Mijn moeder woont in een aanleunwoning bij een verpleegtehuis. Aanvankelijk was ze onafhankelijk van zorg, maar door medische ongemakken moest ze geholpen worden. Er werd een instelling ingeschakeld die enkele malen per dag langs komen om de medische verzorging te doen. Het huis werd schoongemaakt door een dame van een bedrijfje, waarbij de werkneemsters hun baas nog nooit hadden gezien. Als een dagloner moest mijn moeders deze dame per uur een cheque overhandigen na gedane arbeid; die de dame kon opsturen naar het bureautje. Dan kreeg ze een bruto uitkering overgemaakt. Onlangs is het bedrijfje failliet gegaan. Onbegrijpelijk als je eigenlijk niets doet. Door lokale regelgeving werd een tijd lang ernstig beknot op het aantal uren dat de schoonmaakster kon worden ingezet. Lekker klantvriendelijk van de gemeente.
Zo werd het ook moeilijk om zelf de was nog te doen. Mijn zus nam die taak over. Door een zeer beperkt gezichtsvermogen werd ze veel minder mobiel en moest ze geholpen worden om zichzelf te wassen en te verzorgen. Zelf eten koken werd moeilijk en inmiddels eet mijn moeder in de eetzaal van het verpleegtehuis. Tot zover nog overzichtelijk. Maar door een plotselinge verslechtering van haar gezichtsvermogen durfde ze niet meer te lopen. Ze kon dus niet meer naar de eetzaal. Mijn zus heeft geregeld dat er, via een zorgaanbiedertje, mijn moeder zou worden opgehaald zodat ze -tijdelijk- toch kon aanschuiven aan de dis.
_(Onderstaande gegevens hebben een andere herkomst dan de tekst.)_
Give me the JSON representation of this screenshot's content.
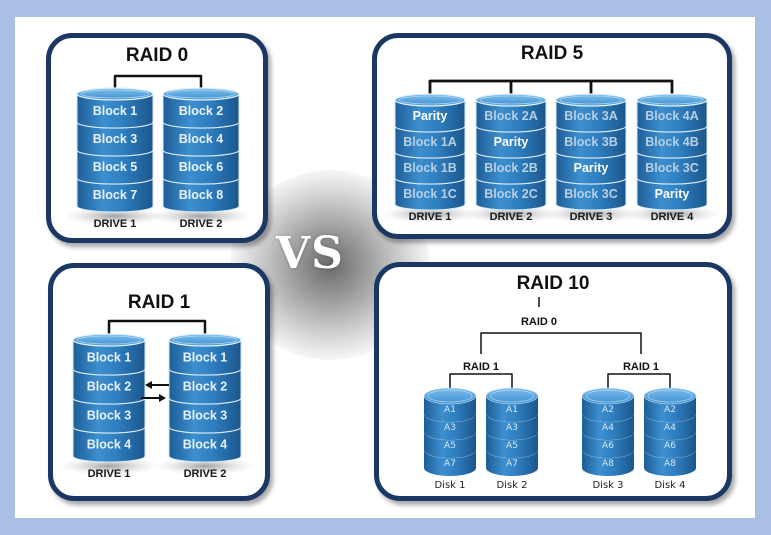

Dat was ook wel nodig want naast de middagmaaltijd maakte ze eigenlijk gen eten meer klaar voor zichzelf. Ze viel kilo’s per mand af en ook hiervoor hebben we hulp ingeschakeld zodat ze ’s morgens een ontbijtje krijgt en ’s avonds ook nog iets naar binnen krijgt.
Ondertussen zijn er contacten gelegd om ma te verhuizen naar een omgeving waar 24 uur per dag zorg kan worden geboden, maar dat is 1-2-3 niet zo snel geregeld. Bovendien zitten dergelijke ‘producten’ tegenwoordig niet meer in het pakket.
Het huidige proces verloopt niet soepel. Ma is nogal eigenwijs en wil vaak niets eten als het wordt aangeboden: “Ïk heb nog geen honger, ik heb vanmiddag al gegeten” De betrouwbaarheid van de club die deze diensten uitvoert, is ook niet om naar huis te schrijven. Ma is al een paar keer vergeten en de momenten waarop ze moeten helpen, kloppen ook niet altijd. Bovendien doen ze niets in het weekend. Blijkbaar hoeven ouderen in het weekend niet te eten. Dus moeten wij, broer en zussen, in het weekend op en neer rijden om ma te begeleiden. Een medewerker van het verzorgingstehuis, die had aangeboden om ma na de maaltijd terug te brengen naar haar kamer, is inmiddels ontslagen, waarschijnlijk omdat hij zijn taakopvatting te ruim nam. Door de versnippering in de zorg is elke taak beschreven en financieel uit-onderhandeld. Voorbeeld: als een juf die het ontbijtje komt maken, boter uit de koelkast moet halen mag ze dat niet en belt ze mijn zus op. Mijn zus wordt om de haverklap om dergelijke onzinvragen gebeld. Waarom de tijd van het bellen niet besteden om met de klant bezig te zijn, in plaats van ons lastig te vallen?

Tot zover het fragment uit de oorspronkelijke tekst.